Chiamai la divisione informativa del dipartimento di polizia di Los Angeles, dando  il mio nome e numero di matricola e spiegai quello che volevo. Mi risposero nel giro  di cinque minuti: non c’era nessun Edward, Edwin o Edmund Engels, maschio,  bianco, sulla trentina, con precedenti penali a Los Angeles. Stavo per attaccare, poi  mi venne un’altra idea: chiesi all’impiegato di controllare le pratiche delle  registrazioni automobilistiche per gli ultimi quattro anni. Stavolta fece centro:
Edward Engels, diciannove undici Horn Drive, West Hollywood, possedeva due auto,  la berlina verde Olds del quarantasei che avevo seguito e una Ford cabriolet del  quarantanove, rossa con la capote bianca, numero di targa JY ottosei uno. Ringraziai  l’impiegato, attaccai.
La tappa successiva fu Pasadena, dove cercai rivenditori di Ford e Oldsmobile. Ci  volle un po’, ma li trovai e ottenni quello che volevo: dépliant pubblicitari dei modelli  del quarantasei e del quarantanove. Poi proseguii fino a un emporio sul Colorado
Boulevard e comprai una scatola di pastelli.
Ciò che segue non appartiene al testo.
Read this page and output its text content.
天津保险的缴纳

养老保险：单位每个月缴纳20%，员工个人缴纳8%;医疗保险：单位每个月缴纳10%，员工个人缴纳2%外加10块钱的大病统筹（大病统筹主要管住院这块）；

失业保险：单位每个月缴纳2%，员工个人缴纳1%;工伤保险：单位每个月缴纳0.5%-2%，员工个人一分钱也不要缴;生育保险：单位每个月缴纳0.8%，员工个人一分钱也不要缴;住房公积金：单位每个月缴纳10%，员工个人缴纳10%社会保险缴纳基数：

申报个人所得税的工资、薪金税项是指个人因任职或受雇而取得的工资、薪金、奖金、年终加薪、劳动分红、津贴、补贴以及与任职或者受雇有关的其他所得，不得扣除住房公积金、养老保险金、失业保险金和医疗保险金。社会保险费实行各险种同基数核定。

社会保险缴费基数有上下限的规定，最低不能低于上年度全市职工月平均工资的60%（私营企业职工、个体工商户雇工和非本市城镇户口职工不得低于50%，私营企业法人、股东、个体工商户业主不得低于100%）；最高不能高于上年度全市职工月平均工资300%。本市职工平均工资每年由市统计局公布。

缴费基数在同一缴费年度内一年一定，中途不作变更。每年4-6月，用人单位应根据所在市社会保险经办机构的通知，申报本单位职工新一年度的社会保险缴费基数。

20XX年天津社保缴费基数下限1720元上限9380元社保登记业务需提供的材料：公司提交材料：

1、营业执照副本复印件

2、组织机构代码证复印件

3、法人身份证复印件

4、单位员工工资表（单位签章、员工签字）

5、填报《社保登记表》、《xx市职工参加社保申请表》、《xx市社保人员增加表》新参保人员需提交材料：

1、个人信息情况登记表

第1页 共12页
Nel parcheggio mi misi al lavoro sui miei  supporti visivi, colorando la berlina Olds di un pallido verde mare e la Ford di un  rosso fuoco con la capote bianco candido.
A quel punto era l’una e tre quarti e c’era una grande umidità. Avevo bisogno di  radermi e di cambiarmi i vestiti. Tornai a casa, feci la doccia, mi sbarbai e mi  cambiai. Tirai fuori il diario e distrussi tutte le pagine relative all’incontro con
Maggie Cadwallader. Poi mi stesi sul letto e tentai di dormire.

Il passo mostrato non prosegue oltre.